One of the interesting decisions awaiting those who want to deploy Exchange 2013 is the operating system to use. The choice is pretty straightforward. You can use either Windows 2012 Server or Windows 2008 R2 SP1. Is the choice then between the well-proven record of the latter and the new promise of the former? Let’s discuss.
An obvious influence on the debate is the way that Microsoft now treats upgrades for new versions of Exchange. Whereas B2B (build-to-build) upgrades are supported within a specific version of Exchange, you haven’t been able to upgrade one version of Exchange to a newer release ever since Microsoft discovered the joys of forcing customers to deploy new servers for Exchange 2007.
Of course, Microsoft had a great covering story when Exchange 2007 hove into view. The complexity of moving a server running a 32-bit version of Windows and a 32-bit version of Exchange to 64-bit versions of the OS and email server were just too horrendous to be contemplated. Panic would ensure if Microsoft even attempted such a feat, so they simply said “we’re making this real easy for you – buy some nice new 64-bit hardware and have a nice day.”

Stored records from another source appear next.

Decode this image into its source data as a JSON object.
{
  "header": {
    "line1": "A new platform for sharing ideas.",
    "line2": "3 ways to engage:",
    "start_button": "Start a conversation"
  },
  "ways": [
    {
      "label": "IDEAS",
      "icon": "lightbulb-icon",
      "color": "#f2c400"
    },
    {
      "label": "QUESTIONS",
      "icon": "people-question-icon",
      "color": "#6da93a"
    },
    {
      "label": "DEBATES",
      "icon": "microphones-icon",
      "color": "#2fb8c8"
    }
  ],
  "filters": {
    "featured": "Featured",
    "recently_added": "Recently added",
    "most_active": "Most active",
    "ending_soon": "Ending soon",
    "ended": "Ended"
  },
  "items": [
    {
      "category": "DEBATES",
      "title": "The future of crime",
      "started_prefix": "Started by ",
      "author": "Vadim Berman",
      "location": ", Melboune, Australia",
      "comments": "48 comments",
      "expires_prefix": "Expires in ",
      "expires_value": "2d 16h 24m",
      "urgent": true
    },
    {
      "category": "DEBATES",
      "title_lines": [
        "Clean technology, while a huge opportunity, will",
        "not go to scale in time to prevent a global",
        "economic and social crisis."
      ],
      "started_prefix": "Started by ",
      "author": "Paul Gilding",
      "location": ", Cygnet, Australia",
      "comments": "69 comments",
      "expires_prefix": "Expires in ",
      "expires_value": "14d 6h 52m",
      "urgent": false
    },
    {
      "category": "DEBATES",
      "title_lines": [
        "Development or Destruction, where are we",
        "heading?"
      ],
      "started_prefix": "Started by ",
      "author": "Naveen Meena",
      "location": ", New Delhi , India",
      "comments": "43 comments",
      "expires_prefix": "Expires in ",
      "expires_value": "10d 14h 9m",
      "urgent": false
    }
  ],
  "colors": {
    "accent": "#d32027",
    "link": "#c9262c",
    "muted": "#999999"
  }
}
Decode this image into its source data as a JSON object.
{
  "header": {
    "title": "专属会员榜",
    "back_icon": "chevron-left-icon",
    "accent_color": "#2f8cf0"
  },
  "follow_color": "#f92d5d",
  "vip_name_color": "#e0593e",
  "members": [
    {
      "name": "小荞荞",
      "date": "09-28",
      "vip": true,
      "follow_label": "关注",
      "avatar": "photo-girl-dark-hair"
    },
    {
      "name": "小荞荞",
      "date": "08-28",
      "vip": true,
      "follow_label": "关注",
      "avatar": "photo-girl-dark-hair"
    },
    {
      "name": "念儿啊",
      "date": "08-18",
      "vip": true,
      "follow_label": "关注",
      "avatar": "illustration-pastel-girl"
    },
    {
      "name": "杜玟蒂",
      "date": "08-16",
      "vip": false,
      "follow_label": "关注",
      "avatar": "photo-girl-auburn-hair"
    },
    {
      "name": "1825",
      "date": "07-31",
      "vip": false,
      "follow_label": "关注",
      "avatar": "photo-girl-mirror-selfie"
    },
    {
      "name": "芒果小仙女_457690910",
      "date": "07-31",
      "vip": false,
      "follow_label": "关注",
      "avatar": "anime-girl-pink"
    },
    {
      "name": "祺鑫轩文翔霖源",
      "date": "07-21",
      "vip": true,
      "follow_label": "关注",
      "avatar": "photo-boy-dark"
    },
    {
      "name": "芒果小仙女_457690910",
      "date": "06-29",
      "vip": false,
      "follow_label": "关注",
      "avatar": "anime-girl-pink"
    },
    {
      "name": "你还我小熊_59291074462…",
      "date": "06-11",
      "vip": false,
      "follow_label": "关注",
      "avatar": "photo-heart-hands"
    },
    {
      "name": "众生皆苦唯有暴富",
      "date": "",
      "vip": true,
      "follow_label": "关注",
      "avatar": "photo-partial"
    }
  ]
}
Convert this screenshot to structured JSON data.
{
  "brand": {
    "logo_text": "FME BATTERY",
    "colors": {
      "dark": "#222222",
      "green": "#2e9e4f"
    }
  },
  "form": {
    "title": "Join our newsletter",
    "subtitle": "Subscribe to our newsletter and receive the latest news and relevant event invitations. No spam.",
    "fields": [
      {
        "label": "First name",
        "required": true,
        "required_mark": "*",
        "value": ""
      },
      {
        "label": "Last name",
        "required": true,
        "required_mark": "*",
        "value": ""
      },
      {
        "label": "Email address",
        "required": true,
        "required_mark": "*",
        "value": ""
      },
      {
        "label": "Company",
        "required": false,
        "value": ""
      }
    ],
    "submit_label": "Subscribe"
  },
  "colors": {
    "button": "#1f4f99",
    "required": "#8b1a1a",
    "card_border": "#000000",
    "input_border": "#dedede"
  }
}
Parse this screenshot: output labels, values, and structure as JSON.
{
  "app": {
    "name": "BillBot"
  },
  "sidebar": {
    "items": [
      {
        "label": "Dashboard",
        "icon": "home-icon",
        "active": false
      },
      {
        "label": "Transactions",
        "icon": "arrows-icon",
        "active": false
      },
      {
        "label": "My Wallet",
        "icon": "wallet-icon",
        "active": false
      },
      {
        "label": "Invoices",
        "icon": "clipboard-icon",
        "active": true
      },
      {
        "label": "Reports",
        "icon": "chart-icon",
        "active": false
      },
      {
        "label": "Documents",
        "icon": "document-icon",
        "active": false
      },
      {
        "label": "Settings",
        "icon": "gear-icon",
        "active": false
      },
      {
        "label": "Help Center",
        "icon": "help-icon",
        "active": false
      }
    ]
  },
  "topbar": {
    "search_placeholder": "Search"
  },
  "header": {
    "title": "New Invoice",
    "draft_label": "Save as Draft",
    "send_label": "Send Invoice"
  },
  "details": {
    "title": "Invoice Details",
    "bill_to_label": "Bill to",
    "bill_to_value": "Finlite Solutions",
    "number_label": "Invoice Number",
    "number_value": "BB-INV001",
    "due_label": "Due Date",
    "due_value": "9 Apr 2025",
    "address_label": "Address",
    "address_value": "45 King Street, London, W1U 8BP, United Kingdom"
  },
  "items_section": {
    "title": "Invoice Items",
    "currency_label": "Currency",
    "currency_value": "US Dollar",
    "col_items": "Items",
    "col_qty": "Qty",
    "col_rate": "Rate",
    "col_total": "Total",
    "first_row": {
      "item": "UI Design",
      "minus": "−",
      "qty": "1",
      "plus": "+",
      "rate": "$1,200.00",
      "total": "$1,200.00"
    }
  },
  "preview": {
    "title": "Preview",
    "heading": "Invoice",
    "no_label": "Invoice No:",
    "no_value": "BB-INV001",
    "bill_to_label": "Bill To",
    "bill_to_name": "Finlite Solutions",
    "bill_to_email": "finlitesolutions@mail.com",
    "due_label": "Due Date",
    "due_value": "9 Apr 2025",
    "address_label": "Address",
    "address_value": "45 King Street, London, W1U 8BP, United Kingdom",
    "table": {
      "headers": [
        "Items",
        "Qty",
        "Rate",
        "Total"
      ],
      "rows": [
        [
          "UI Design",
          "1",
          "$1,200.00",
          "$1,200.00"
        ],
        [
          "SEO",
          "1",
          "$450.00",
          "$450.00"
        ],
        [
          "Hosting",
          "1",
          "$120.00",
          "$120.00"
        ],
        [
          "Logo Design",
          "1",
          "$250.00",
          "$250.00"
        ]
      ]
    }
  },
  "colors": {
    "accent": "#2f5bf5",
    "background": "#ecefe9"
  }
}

And so it came to pass that ever since we’ve experienced easy upgrades while making it possible for the friendly representative of our preferred server vendor to make their quarterly sales target. From Microsoft’s perspective, the decision to avoid in-place server upgrades makes life very much easier for the engineers who maintain Exchange’s setup program as well as eradicating a whole heap of potential cost that would otherwise be necessary to code around all the potential “what if” cases involved during in-place upgrades.
One of the obvious difficulties that in-place upgrades would run smack into is a need to upgrade databases. In the early days of Exchange this problem didn’t exist because Microsoft didn’t upgrade the database schema or internal layouts and roughly the same JET database persisted from Exchange 4.0 in 1996 to Exchange 2003 in 2002. Sure, tweaks happened to accommodate structures such as Storage Groups, but not the kind of fundamental overhaul that we’ve seen since in the effort to drive Exchange’s I/O profile to accommodate low-cost storage, introduce native data protection, and overall make Exchange’s mailbox databases perform better as each release rolls out. Databases are now “upgraded” to a new version by moving mailboxes to servers running the new software. This is a pragmatic and effective method of populating the databases and avoids any need to run an in-place database and schema transformation that might involve hundreds of gigabytes of data. You know how long ESEUTIL takes to rebuild a database. Now figure out how long it might take to install a new version of Exchange if all the mailbox databases on a server had to be upgraded at the same time.
Getting back to the original question, if you’re going to use new server hardware, there is a natural attraction in selecting Windows 2012 Server as the preferred platform for Jeffrey Snover (the lead architect for Windows Server) says that the new OS is very good indeed. All in all, given that most Exchange 2013 servers can be expected to be in production until the time comes to deploy the next major release (let’s say Exchange 2018 as you might ignore an interim release) or you decide to go “all-in” the cloud, it seems to make a lot of sense to use an operating system (patched appropriately) that won’t be ten years old when Exchange 2013 runs out of steam.. After all, it’s bright, new, sparkling, and
On the other hand, Windows 2003 SP2 has done a splendid job of supporting Exchange 2007 and it’s getting near to ten years old at this point, so maybe an older operating system is best because it’s been well debugged and sorted and is less likely to run into the kind of unforeseen headwinds that a new OS can meet. It’s also fair to say that some companies have very well-developed operational and management processes built around Windows 2008 R2, including third-party software, and considerable work is necessary to upgrade these structures for Windows 2012, which might then delay the deployment of Exchange 2013.
Every company is different and no doubt there are specific circumstances within your company that will tilt the decision one way or the other. What’s for sure is that at this point there are no technical reasons why Windows 2008 R2 can’t continue to be the operating system of choice for an Exchange 2013 deployment, a statement that is also valid for Windows 2012. Your choice. Heads or tails?